FONROQUE L’ÉQUILIBRISTE…

 Bachelard. Fonroque

Fonroque. Salle de dégustation. Octobre 2010. 

—–

 Le tapis de vignes vertes que l’automne caresse à peine, comme une troupe d’enfants sages, s’étale de toutes ses feuilles autour de la maison ancienne, cossue sans plus, qu’en Bordelais on érige vite en Château…

En ce dix septième jour de ce mois d’Octobre 2010, le ciel est à la bouderie. Un ciel de winemakers, bas de plafond, humide, lourd de gros nuages gorgés d’eau comme éponges grises gavées. Il reprend la lumière de l’été, le feu est en veille. Les jours raccourcissent imperceptiblement, les énergies débordantes de la saison chaude refluent et s’en vont hiberner, lentement, – au contraire de l’homme perpétuellement agité comme une puce dérisoire – sous les terres, vers les magmas brûlants… Insensiblement les sols se taisent, la vie s’enterre pour mieux renaître.

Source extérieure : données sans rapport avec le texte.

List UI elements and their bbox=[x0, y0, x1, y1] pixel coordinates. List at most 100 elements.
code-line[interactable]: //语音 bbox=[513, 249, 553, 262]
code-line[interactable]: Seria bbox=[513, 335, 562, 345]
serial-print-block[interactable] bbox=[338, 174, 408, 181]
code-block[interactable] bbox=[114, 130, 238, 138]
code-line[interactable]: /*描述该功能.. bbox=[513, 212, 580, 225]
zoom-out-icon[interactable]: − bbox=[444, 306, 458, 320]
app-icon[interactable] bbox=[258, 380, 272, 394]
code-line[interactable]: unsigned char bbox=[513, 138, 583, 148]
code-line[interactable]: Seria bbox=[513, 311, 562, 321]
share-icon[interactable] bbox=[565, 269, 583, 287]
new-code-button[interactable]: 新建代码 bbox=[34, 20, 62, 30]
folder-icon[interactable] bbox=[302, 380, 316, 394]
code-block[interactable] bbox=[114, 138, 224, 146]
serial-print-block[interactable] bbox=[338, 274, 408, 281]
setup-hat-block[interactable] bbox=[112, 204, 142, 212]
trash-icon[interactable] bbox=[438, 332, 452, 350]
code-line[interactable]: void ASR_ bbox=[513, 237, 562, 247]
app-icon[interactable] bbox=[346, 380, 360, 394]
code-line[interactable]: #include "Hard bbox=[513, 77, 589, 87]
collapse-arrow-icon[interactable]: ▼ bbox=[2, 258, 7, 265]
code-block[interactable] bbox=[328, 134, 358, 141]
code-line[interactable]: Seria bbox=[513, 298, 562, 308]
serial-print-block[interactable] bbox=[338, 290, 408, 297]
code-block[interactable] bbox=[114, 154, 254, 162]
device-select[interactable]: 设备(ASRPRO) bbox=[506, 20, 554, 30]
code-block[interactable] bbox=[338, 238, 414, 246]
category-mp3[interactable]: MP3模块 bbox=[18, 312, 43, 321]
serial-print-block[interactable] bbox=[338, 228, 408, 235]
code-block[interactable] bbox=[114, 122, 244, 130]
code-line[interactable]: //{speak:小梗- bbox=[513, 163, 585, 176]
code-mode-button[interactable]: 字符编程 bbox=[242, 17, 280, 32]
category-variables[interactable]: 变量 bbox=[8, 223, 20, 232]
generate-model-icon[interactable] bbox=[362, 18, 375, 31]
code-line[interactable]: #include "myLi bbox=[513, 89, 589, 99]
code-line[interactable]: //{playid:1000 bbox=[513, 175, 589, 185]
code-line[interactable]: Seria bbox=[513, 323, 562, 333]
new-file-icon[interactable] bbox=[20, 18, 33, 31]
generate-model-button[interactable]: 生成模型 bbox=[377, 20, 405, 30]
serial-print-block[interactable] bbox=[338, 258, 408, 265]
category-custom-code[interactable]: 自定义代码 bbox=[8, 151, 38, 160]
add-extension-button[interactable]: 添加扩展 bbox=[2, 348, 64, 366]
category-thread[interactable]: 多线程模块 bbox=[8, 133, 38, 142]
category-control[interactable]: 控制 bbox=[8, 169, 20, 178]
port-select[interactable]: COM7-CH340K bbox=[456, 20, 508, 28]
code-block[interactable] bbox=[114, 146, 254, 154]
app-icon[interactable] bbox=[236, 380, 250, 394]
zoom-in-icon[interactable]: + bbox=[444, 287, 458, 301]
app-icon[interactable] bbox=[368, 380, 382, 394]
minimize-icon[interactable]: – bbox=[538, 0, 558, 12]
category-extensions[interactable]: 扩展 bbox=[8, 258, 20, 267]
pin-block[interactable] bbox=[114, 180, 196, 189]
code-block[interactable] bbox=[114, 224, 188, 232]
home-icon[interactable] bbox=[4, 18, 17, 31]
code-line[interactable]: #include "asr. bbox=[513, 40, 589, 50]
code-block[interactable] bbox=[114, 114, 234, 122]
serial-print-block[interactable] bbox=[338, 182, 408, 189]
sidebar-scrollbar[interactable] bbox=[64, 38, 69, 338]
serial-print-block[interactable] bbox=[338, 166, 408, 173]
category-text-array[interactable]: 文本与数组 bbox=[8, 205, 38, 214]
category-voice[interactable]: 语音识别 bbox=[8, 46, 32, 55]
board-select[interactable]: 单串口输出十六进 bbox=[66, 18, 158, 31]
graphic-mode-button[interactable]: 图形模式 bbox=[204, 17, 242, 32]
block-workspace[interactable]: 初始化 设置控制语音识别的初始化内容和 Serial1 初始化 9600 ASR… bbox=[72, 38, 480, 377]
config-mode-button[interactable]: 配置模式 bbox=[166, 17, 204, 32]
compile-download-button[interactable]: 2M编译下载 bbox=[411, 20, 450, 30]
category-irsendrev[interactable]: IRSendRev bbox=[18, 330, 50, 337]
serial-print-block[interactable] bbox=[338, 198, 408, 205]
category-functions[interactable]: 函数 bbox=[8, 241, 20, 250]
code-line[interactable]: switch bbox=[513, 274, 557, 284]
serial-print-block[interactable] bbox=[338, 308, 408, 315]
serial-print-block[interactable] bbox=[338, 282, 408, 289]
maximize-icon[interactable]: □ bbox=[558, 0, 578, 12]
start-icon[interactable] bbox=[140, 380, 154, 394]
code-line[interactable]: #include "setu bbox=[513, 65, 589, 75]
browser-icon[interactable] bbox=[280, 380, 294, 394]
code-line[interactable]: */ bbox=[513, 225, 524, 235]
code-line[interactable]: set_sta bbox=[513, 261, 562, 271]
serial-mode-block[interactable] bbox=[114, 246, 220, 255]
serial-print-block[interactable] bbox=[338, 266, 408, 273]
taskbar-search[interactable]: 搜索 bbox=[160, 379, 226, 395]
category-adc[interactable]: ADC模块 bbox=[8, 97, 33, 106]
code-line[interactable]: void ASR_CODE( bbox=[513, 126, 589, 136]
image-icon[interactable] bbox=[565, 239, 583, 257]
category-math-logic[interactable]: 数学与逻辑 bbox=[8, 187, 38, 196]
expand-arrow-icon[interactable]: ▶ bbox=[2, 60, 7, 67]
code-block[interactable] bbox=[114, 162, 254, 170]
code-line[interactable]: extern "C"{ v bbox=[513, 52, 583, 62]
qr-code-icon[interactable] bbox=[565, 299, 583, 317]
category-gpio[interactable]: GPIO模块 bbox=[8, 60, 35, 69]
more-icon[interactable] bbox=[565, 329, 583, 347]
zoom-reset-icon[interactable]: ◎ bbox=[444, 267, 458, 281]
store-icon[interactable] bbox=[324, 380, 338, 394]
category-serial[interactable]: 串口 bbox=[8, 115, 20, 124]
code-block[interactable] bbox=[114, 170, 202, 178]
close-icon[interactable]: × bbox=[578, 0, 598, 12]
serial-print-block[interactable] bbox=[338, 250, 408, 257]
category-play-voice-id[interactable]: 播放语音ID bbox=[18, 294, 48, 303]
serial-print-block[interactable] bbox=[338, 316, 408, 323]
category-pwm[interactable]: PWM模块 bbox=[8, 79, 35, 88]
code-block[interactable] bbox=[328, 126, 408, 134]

  Alain Moueix, homme d’intérieur.

 D’entre les portes lie de vin du chai attenant aux pénates, un homme apparaît. Grand, mince, à son rythme intérieur, comme replié vers son essentiel. Sans le manteau gras qui enrobe ordinairement le succès matériel. Il sourit mesurément aux visiteur matinaux. Rien de moins, rien de trop, en phase me semble-t-il d’emblée, avec les énergies paisiblement actives de ce matin calme. Fugace, l’image intemporelle d’une être en prière profane, comme un éclair bref, me pique le cœur. Dans son regard bleu pâle qu’un soupçon d’ardoise adoucit, brille une lueur, douce comme un feu apaisé au terme d’une flambée; c’est la lumière argentée d’une conscience ouverte au monde mais étrangère à la surface des choses.

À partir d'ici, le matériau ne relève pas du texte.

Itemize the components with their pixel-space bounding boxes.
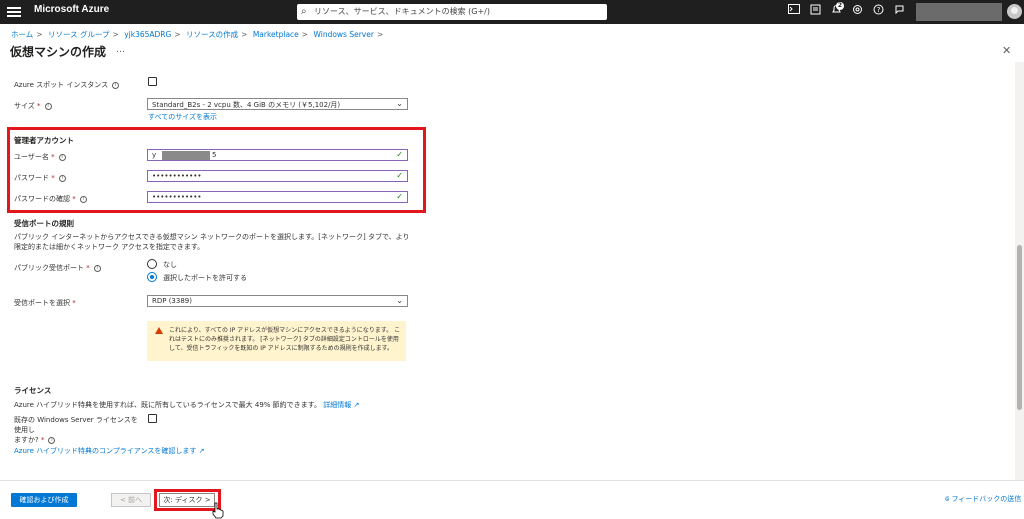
warning-text: これにより、すべての IP アドレスが仮想マシンにアクセスできるようになります。… [169,327,401,352]
license-checkbox-label: 既存の Windows Server ライセンスを使用し ますか? * i [14,416,138,444]
info-icon: i [48,436,56,444]
chevron-down-icon: ⌄ [396,296,403,305]
notification-badge: 2 [836,2,844,10]
search-placeholder: リソース、サービス、ドキュメントの検索 (G+/) [314,7,490,16]
previous-button[interactable]: < 前へ [111,493,151,507]
size-label: サイズ * i [14,101,52,111]
info-icon: i [44,102,52,110]
external-link-icon: ↗ [353,401,360,409]
more-options-icon[interactable]: … [116,45,125,55]
top-bar: Microsoft Azure ⌕ リソース、サービス、ドキュメントの検索 (G… [0,0,1024,24]
breadcrumb-windows-server[interactable]: Windows Server [313,30,373,39]
see-all-sizes-link[interactable]: すべてのサイズを表示 [148,112,217,122]
page-title: 仮想マシンの作成 [10,45,107,59]
close-icon[interactable]: ✕ [1002,44,1011,57]
breadcrumb-marketplace[interactable]: Marketplace [253,30,299,39]
license-description: Azure ハイブリッド特典を使用すれば、既に所有しているライセンスで最大 49… [14,401,360,409]
spot-instance-label: Azure スポット インスタンス i [14,80,120,90]
directory-filter-icon[interactable] [808,4,822,18]
feedback-icon: ⟃ [945,495,950,503]
spot-instance-checkbox[interactable] [148,77,157,86]
size-dropdown[interactable]: Standard_B2s - 2 vcpu 数、4 GiB のメモリ (￥5,1… [147,98,408,110]
brand-name[interactable]: Microsoft Azure [34,4,109,15]
feedback-icon[interactable] [892,4,906,18]
search-input[interactable]: ⌕ リソース、サービス、ドキュメントの検索 (G+/) [297,4,607,20]
account-info[interactable] [916,3,1002,21]
license-more-link[interactable]: 詳細情報 [323,401,351,409]
info-icon: i [93,264,101,272]
settings-icon[interactable] [850,4,864,18]
compliance-link[interactable]: Azure ハイブリッド特典のコンプライアンスを確認します ↗ [14,446,205,456]
inbound-description: パブリック インターネットからアクセスできる仮想マシン ネットワークのポートを選… [14,233,410,251]
select-ports-label: 受信ポートを選択 * [14,299,76,307]
radio-none[interactable] [147,259,157,269]
warning-icon [155,327,163,334]
info-icon: i [112,81,120,89]
select-ports-value: RDP (3389) [152,297,192,305]
breadcrumb-home[interactable]: ホーム [11,30,33,39]
highlight-box-admin [7,127,426,213]
radio-allow-selected[interactable] [147,272,157,282]
send-feedback-link[interactable]: ⟃ フィードバックの送信 [945,494,1021,504]
avatar[interactable] [1007,4,1022,19]
cloud-shell-icon[interactable] [787,4,801,18]
radio-none-label: なし [163,261,177,269]
menu-icon[interactable] [7,5,21,19]
inbound-rules-heading: 受信ポートの規則 [14,219,74,228]
size-value: Standard_B2s - 2 vcpu 数、4 GiB のメモリ (￥5,1… [152,101,341,109]
svg-text:?: ? [876,6,880,14]
review-create-button[interactable]: 確認および作成 [11,493,77,507]
breadcrumb-resource-groups[interactable]: リソース グループ [48,30,110,39]
breadcrumb-create-resource[interactable]: リソースの作成 [186,30,238,39]
breadcrumb: ホーム > リソース グループ > yjk365ADRG > リソースの作成 > Mar… [11,30,384,39]
hand-cursor-icon [212,502,224,519]
warning-banner: これにより、すべての IP アドレスが仮想マシンにアクセスできるようになります。… [147,321,406,361]
license-checkbox[interactable] [148,414,157,423]
search-icon: ⌕ [301,6,307,17]
scrollbar-thumb[interactable] [1017,245,1022,410]
license-heading: ライセンス [14,386,52,395]
breadcrumb-resource-group[interactable]: yjk365ADRG [124,30,171,39]
external-link-icon: ↗ [198,447,205,455]
chevron-down-icon: ⌄ [396,99,403,108]
radio-allow-label: 選択したポートを許可する [163,274,247,282]
public-ports-label: パブリック受信ポート * i [14,263,101,273]
select-ports-dropdown[interactable]: RDP (3389) ⌄ [147,295,408,307]
help-icon[interactable]: ? [871,4,885,18]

L’homme ne tourne pas le dos tandis qu’il remonte, l’arrière vers l’avant, le chemin crayeux qui fend la houle des vignes vers le haut du coteau. Doucement, clairement, méthodiquement, il nous présente les dix sept hectares de lambrusques auxquelles il a décidé de donner le majeur de lui même. Certes elles sont siennes ces pamprées, au sens que les hommes donnent à la propriété, mais il est à elles autant, au nom d’un pacte muet qu’ils ont signé en secret au nom de l’équilibre des rôles. L’homme a besoin de la nature mais elle peut aisément se passer de lui. Nous ne sommes maîtres de rien, pas même de nos illusions puériles. Certes il ne nous dit pas ça clairement, mais cela transpire de ses silences.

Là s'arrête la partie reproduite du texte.